TACOMA, Wash. -- A backpacker visiting from South America is locked in federal detention after reportedly over-extending his stay by 30 minutes. A Seattle immigration attorney has taken on the case for free, saying it's "absurd."

For six months Diego Simonassi said he roamed freely about the United States, backpacking all over the country. But, when his time was up on June 14 and he tried to enter Canada to continue his trip, he didn't know he needed a visa to get through the border.

Canadian authorities at the Peace Arch crossing turned him back to the US side. But it was 30 minutes passed midnight.

"And I asked for help, 'What can I do if I can't come back to the United States?' And without making a lot of questions he just arrested me," Simonassi said.

US Immigration and Customs Enforcement seized Simonassi and transported him 145 miles south to the NW Detention Center in Tacoma, where he's been ever since.

"I think it's ridiculous," said Immigration attorney Steve Tanijo. "I think it's one of the problems that we have with our immigration laws."

Tanijo was so incensed he agreed to take up Simonassi's case for free.

"He's a backpacker. I used to backpack around the world, as well. I kind of relate," he said.

Tanijo says ICE has offered to let Simonassi out on a $7,500 bond. It's money that Somonassi doesn't have.

"No, I don't have it. And to be honest, I don't think I have to pay. I haven't done any crime or any illegal thing," he said.

Or he can pay for a one-way flight back to Uruguay.

"Which also he doesn't want to do. He just wants to continue his travel," Tanijo said.

Simonassi says he's done nothing that deserves this kind of treatment and is willing to sit in confinement until he can legally get on with his trip through North America.

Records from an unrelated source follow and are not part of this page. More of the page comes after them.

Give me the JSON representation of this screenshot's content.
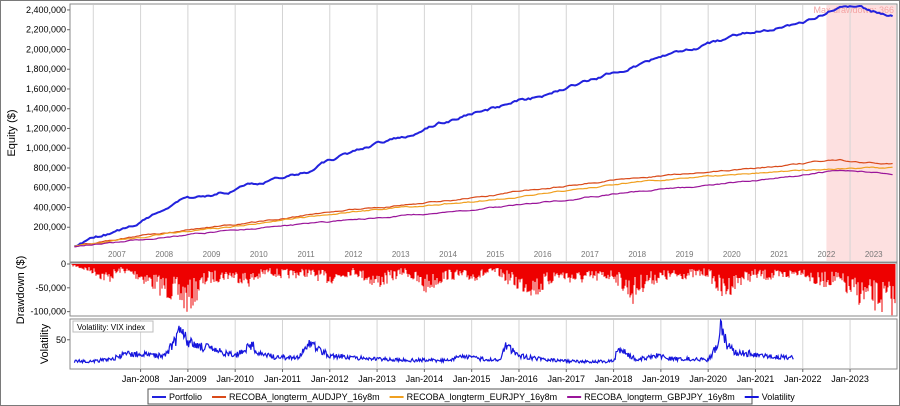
{
  "chart_data": [
    {
      "type": "line",
      "ylabel": "Equity ($)",
      "ylim": [
        0,
        2450000
      ],
      "yticks": [
        200000,
        400000,
        600000,
        800000,
        1000000,
        1200000,
        1400000,
        1600000,
        1800000,
        2000000,
        2200000,
        2400000
      ],
      "ytick_labels": [
        "200,000",
        "400,000",
        "600,000",
        "800,000",
        "1,000,000",
        "1,200,000",
        "1,400,000",
        "1,600,000",
        "1,800,000",
        "2,000,000",
        "2,200,000",
        "2,400,000"
      ],
      "year_labels": [
        "2007",
        "2008",
        "2009",
        "2010",
        "2011",
        "2012",
        "2013",
        "2014",
        "2015",
        "2016",
        "2017",
        "2018",
        "2019",
        "2020",
        "2021",
        "2022",
        "2023"
      ],
      "annotation": "Max drawdown: 366",
      "highlight_start_year": 2022.5,
      "x_start_year": 2006.55,
      "x_end_year": 2023.95,
      "grid": true,
      "series": [
        {
          "name": "Portfolio",
          "color": "#2222dd",
          "x": [
            2006.6,
            2007.0,
            2007.5,
            2008.0,
            2008.5,
            2008.9,
            2009.3,
            2009.8,
            2010.3,
            2010.8,
            2011.5,
            2012.0,
            2012.6,
            2013.0,
            2013.6,
            2014.0,
            2014.6,
            2015.0,
            2015.6,
            2016.0,
            2016.6,
            2017.0,
            2017.6,
            2018.0,
            2018.6,
            2019.0,
            2019.6,
            2020.0,
            2020.6,
            2021.0,
            2021.6,
            2022.0,
            2022.4,
            2022.8,
            2023.2,
            2023.5,
            2023.9
          ],
          "y": [
            20000,
            80000,
            150000,
            260000,
            400000,
            480000,
            500000,
            560000,
            620000,
            680000,
            760000,
            880000,
            980000,
            1040000,
            1120000,
            1200000,
            1300000,
            1350000,
            1420000,
            1480000,
            1530000,
            1620000,
            1700000,
            1760000,
            1850000,
            1920000,
            1980000,
            2060000,
            2130000,
            2200000,
            2240000,
            2280000,
            2350000,
            2430000,
            2410000,
            2380000,
            2360000
          ]
        },
        {
          "name": "RECOBA_longterm_AUDJPY_16y8m",
          "color": "#d94a1a",
          "x": [
            2006.6,
            2007.5,
            2008.5,
            2009.5,
            2010.5,
            2011.5,
            2012.5,
            2013.5,
            2014.5,
            2015.5,
            2016.5,
            2017.5,
            2018.5,
            2019.5,
            2020.5,
            2021.5,
            2022.3,
            2022.8,
            2023.3,
            2023.9
          ],
          "y": [
            10000,
            80000,
            140000,
            200000,
            250000,
            320000,
            380000,
            420000,
            470000,
            530000,
            590000,
            650000,
            700000,
            740000,
            780000,
            820000,
            860000,
            880000,
            850000,
            840000
          ]
        },
        {
          "name": "RECOBA_longterm_EURJPY_16y8m",
          "color": "#f0a020",
          "x": [
            2006.6,
            2007.5,
            2008.5,
            2009.5,
            2010.5,
            2011.5,
            2012.5,
            2013.5,
            2014.5,
            2015.5,
            2016.5,
            2017.5,
            2018.5,
            2019.5,
            2020.5,
            2021.5,
            2022.3,
            2022.8,
            2023.3,
            2023.9
          ],
          "y": [
            10000,
            70000,
            130000,
            180000,
            240000,
            300000,
            360000,
            400000,
            440000,
            480000,
            540000,
            600000,
            660000,
            700000,
            730000,
            760000,
            780000,
            790000,
            800000,
            800000
          ]
        },
        {
          "name": "RECOBA_longterm_GBPJPY_16y8m",
          "color": "#9a159a",
          "x": [
            2006.6,
            2007.5,
            2008.5,
            2009.5,
            2010.5,
            2011.5,
            2012.5,
            2013.5,
            2014.5,
            2015.5,
            2016.5,
            2017.5,
            2018.5,
            2019.5,
            2020.5,
            2021.5,
            2022.3,
            2022.8,
            2023.3,
            2023.9
          ],
          "y": [
            5000,
            50000,
            100000,
            150000,
            190000,
            230000,
            280000,
            310000,
            350000,
            400000,
            450000,
            510000,
            560000,
            600000,
            650000,
            700000,
            750000,
            780000,
            770000,
            720000
          ]
        }
      ]
    },
    {
      "type": "bar",
      "ylabel": "Drawdown ($)",
      "ylim": [
        -105000,
        0
      ],
      "yticks": [
        0,
        -50000,
        -100000
      ],
      "ytick_labels": [
        "0",
        "-50,000",
        "-100,000"
      ],
      "color": "#ee0000",
      "series": [
        {
          "name": "Drawdown",
          "color": "#ee0000",
          "x": [
            2006.6,
            2007.0,
            2007.3,
            2007.6,
            2008.0,
            2008.4,
            2008.8,
            2009.0,
            2009.4,
            2009.9,
            2010.3,
            2010.7,
            2011.0,
            2011.5,
            2012.0,
            2012.5,
            2013.0,
            2013.3,
            2013.6,
            2014.0,
            2014.5,
            2015.0,
            2015.5,
            2016.0,
            2016.4,
            2016.8,
            2017.2,
            2017.7,
            2018.0,
            2018.4,
            2018.7,
            2019.0,
            2019.5,
            2020.0,
            2020.3,
            2020.7,
            2021.0,
            2021.5,
            2022.0,
            2022.3,
            2022.7,
            2023.0,
            2023.4,
            2023.9
          ],
          "y": [
            -5000,
            -20000,
            -40000,
            -15000,
            -35000,
            -60000,
            -80000,
            -100000,
            -40000,
            -30000,
            -45000,
            -20000,
            -30000,
            -25000,
            -40000,
            -20000,
            -50000,
            -35000,
            -20000,
            -60000,
            -30000,
            -35000,
            -20000,
            -55000,
            -65000,
            -30000,
            -40000,
            -35000,
            -30000,
            -80000,
            -45000,
            -35000,
            -30000,
            -25000,
            -75000,
            -40000,
            -30000,
            -35000,
            -20000,
            -50000,
            -40000,
            -70000,
            -90000,
            -100000
          ]
        }
      ]
    },
    {
      "type": "line",
      "ylabel": "Volatility",
      "legend_title": "Volatility: VIX index",
      "ylim": [
        0,
        85
      ],
      "yticks": [
        50
      ],
      "ytick_labels": [
        "50"
      ],
      "x_tick_labels": [
        "Jan-2008",
        "Jan-2009",
        "Jan-2010",
        "Jan-2011",
        "Jan-2012",
        "Jan-2013",
        "Jan-2014",
        "Jan-2015",
        "Jan-2016",
        "Jan-2017",
        "Jan-2018",
        "Jan-2019",
        "Jan-2020",
        "Jan-2021",
        "Jan-2022",
        "Jan-2023"
      ],
      "x_tick_years": [
        2008,
        2009,
        2010,
        2011,
        2012,
        2013,
        2014,
        2015,
        2016,
        2017,
        2018,
        2019,
        2020,
        2021,
        2022,
        2023
      ],
      "series": [
        {
          "name": "Volatility",
          "color": "#1515dd",
          "x": [
            2006.6,
            2007.0,
            2007.4,
            2007.7,
            2008.0,
            2008.5,
            2008.75,
            2008.85,
            2009.0,
            2009.3,
            2009.7,
            2010.0,
            2010.35,
            2010.5,
            2010.8,
            2011.3,
            2011.6,
            2011.75,
            2012.0,
            2012.5,
            2013.0,
            2013.5,
            2014.0,
            2014.5,
            2014.8,
            2015.0,
            2015.6,
            2015.7,
            2016.0,
            2016.5,
            2017.0,
            2017.5,
            2018.0,
            2018.1,
            2018.5,
            2018.9,
            2019.2,
            2019.6,
            2020.0,
            2020.2,
            2020.25,
            2020.4,
            2020.6,
            2021.0,
            2021.5,
            2021.8
          ],
          "y": [
            12,
            12,
            16,
            25,
            24,
            22,
            50,
            80,
            45,
            38,
            28,
            22,
            42,
            25,
            20,
            17,
            45,
            35,
            22,
            18,
            16,
            14,
            14,
            13,
            22,
            18,
            13,
            40,
            22,
            15,
            12,
            11,
            12,
            35,
            15,
            22,
            17,
            16,
            14,
            40,
            80,
            40,
            27,
            25,
            20,
            18
          ]
        }
      ]
    }
  ],
  "legend": {
    "items": [
      {
        "label": "Portfolio",
        "color": "#2222dd"
      },
      {
        "label": "RECOBA_longterm_AUDJPY_16y8m",
        "color": "#d94a1a"
      },
      {
        "label": "RECOBA_longterm_EURJPY_16y8m",
        "color": "#f0a020"
      },
      {
        "label": "RECOBA_longterm_GBPJPY_16y8m",
        "color": "#9a159a"
      },
      {
        "label": "Volatility",
        "color": "#1515dd"
      }
    ]
  }
}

A hearing to lower the bond is two weeks away. But that just releases him here in the US until he gets the visa violation taken care of. So he can't leave the US without violating the bond. The attorney is also trying to convince an immigration judge to dismiss the whole case, but no date has been set.

Homeland Security says it'll issue a written statement about the case when Simonassi gives written permission.